Voilà sept ans que Giselle n’avait pas été dansée par le Ballet de l’Opéra de Bordeaux. Pour son retour, une nouvelle production était indispensable (la précédente de Charles Jude commençant à dater). Mais plutôt que d’opter pour une version traditionnelle, le directeur de la troupe Éric Quilleré a fait un choix original : garder la chorégraphie Jean Coralli et Jules Perrot et changer tout le reste. Décors, costumes et scénographie ont ainsi été laissés à la designer Matali Crasset. Un vrai choc visuel, tant l’on est habitué aux codes esthétiques de Giselle. Mais qui, loin de dévorer la danse, ne met que plus en valeur la modernité et la puissance de la chorégraphie originale. Marini Da Silva Vianna réalise une prise de rôle honorable du rôle-titre, passant (enfin) au statut de Soliste à l’issue de la représentation. Mais c’est plus Riku Ota qui marqua la scène, Prince amoureux et d’une émotion sincère, tandis que Ahyun Shin porta le deuxième acte par sa Myrtha impériale.

 

Giselle de Jean Coralli et Jules Perrot – Designer Matali Crasset – Ballet de l’Opéra de Bordeaux – Marini Da Silva Vianna (Giselle) et Riku Ota (Albrecht)

 

Quel étonnement quand le rideau se lève sur la nouvelle Giselle du Ballet de l’Opéra de Bordeaux ! Même si l’on sait que la designer Matali Crasset, qui signe scénographie, décors et costumes, n’allait pas rester dans les codes romantiques, l’on ne peut qu’ouvrir des yeux ronds face aux Kapla géants faisant office de forêt de sapins, à la lumière blanche et crue jusqu’au tapis de scène, aux costumes flashy, orange et verts pour les villageois-es, violets et bleus pour la cour. Giselle est un ballet qui a été régulièrement revisité dans sa forme et son fond. Mais cette formule choisie à Bordeaux est plus intrigante : garder la chorégraphie d’époque de Jean Coralli et Jules Perrot remontée par Éric Quilleré mais changer toute la forme.

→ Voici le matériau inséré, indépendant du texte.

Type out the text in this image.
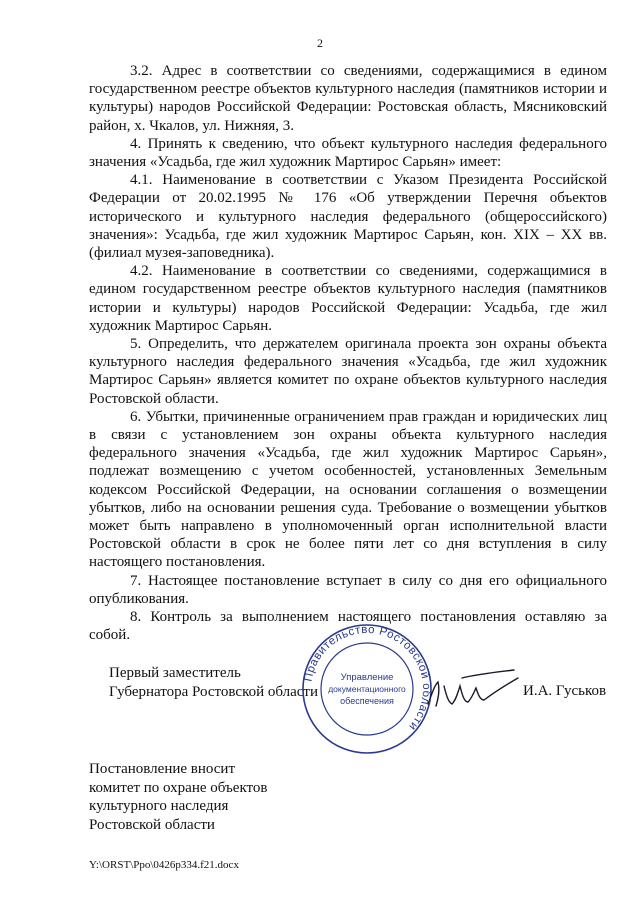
2

3.2. Адрес в соответствии со сведениями, содержащимися в едином государственном реестре объектов культурного наследия (памятников истории и культуры) народов Российской Федерации: Ростовская область, Мясниковский район, х. Чкалов, ул. Нижняя, 3.

4. Принять к сведению, что объект культурного наследия федерального значения «Усадьба, где жил художник Мартирос Сарьян» имеет:

4.1. Наименование в соответствии с Указом Президента Российской Федерации от 20.02.1995 № 176 «Об утверждении Перечня объектов исторического и культурного наследия федерального (общероссийского) значения»: Усадьба, где жил художник Мартирос Сарьян, кон. XIX – XX вв. (филиал музея-заповедника).

4.2. Наименование в соответствии со сведениями, содержащимися в едином государственном реестре объектов культурного наследия (памятников истории и культуры) народов Российской Федерации: Усадьба, где жил художник Мартирос Сарьян.

5. Определить, что держателем оригинала проекта зон охраны объекта культурного наследия федерального значения «Усадьба, где жил художник Мартирос Сарьян» является комитет по охране объектов культурного наследия Ростовской области.

6. Убытки, причиненные ограничением прав граждан и юридических лиц в связи с установлением зон охраны объекта культурного наследия федерального значения «Усадьба, где жил художник Мартирос Сарьян», подлежат возмещению с учетом особенностей, установленных Земельным кодексом Российской Федерации, на основании соглашения о возмещении убытков, либо на основании решения суда. Требование о возмещении убытков может быть направлено в уполномоченный орган исполнительной власти Ростовской области в срок не более пяти лет со дня вступления в силу настоящего постановления.

7. Настоящее постановление вступает в силу со дня его официального опубликования.

8. Контроль за выполнением настоящего постановления оставляю за собой.

Первый заместитель
Губернатора Ростовской области
Правительство Ростовской области
Управление
документационного
обеспечения
И.А. Гуськов
Постановление вносит
комитет по охране объектов
культурного наследия
Ростовской области
Y:\ORST\Ppo\0426p334.f21.docx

À quoi reconnaît-on Giselle ? Qu’est-ce qui fait sa force ? Son identité ? La première réponse qui vient à l’esprit est le tutu romantique. Puis cette forêt mystérieuse. Alors comment peut fonctionner Giselle quand il n’y a rien de tout cela mais que la danse est intacte ? Est-ce que cela garde un sens de conserver le fond sans changer la forme ? Comment peut fonctionner ce tel choc esthétique ? D’un côté des lignes épurées, une ambiance nordique, des couleurs pas loin d’être tape-à-l’oeil et l’effacement de toute notion relative à une époque précise, de l’autre cette danse ronde et soyeuse aux multiples complexités. Est-ce que Giselle reste Giselle sans son tutu, ses voiles, son pourpoint, sa tombe et son épée, mais toujours avec sa diagonale de ballonnés et ses arabesques qui se croisent à l’infini ?

 

Giselle de Jean Coralli et Jules Perrot – Designer Matali Crasset – Ballet de l’Opéra de Bordeaux – Marini Da Silva Vianna (Giselle)

 

C’est là le résultat étonnant. Passé le premier dérangement, parce qu’il n’est pas simple de changer ses habitudes, cette scénographie ne fait en fait que mieux révéler la danse. Ce n’est pas le tutu romantique qui fait Giselle, mais sa chorégraphie éloquente, vivante, tellement signifiante, en lien constant avec sa musique. Et dans cette ambiance si différente, le formidable travail de Jean Coralli et Jules Perrot n’en paraît que plus universel. Chaque pas est si limpide que cette danse de plus de 150 ans semble avoir été créée aujourd’hui. Elle donne une leçon aux nombreux chorégraphes d’aujourd’hui qui s’empêtre parfois pour raconter une histoire. Ou à la bienpensante en France qui veut que Giselle et autres ballets aient besoin d’être « dépoussiérés ». Tout est là pourtant, dans chaque pas. Et les sentiments profonds qui égrènent ce ballet : l’amour, la trahison, la folie, la tristesse, le pardon.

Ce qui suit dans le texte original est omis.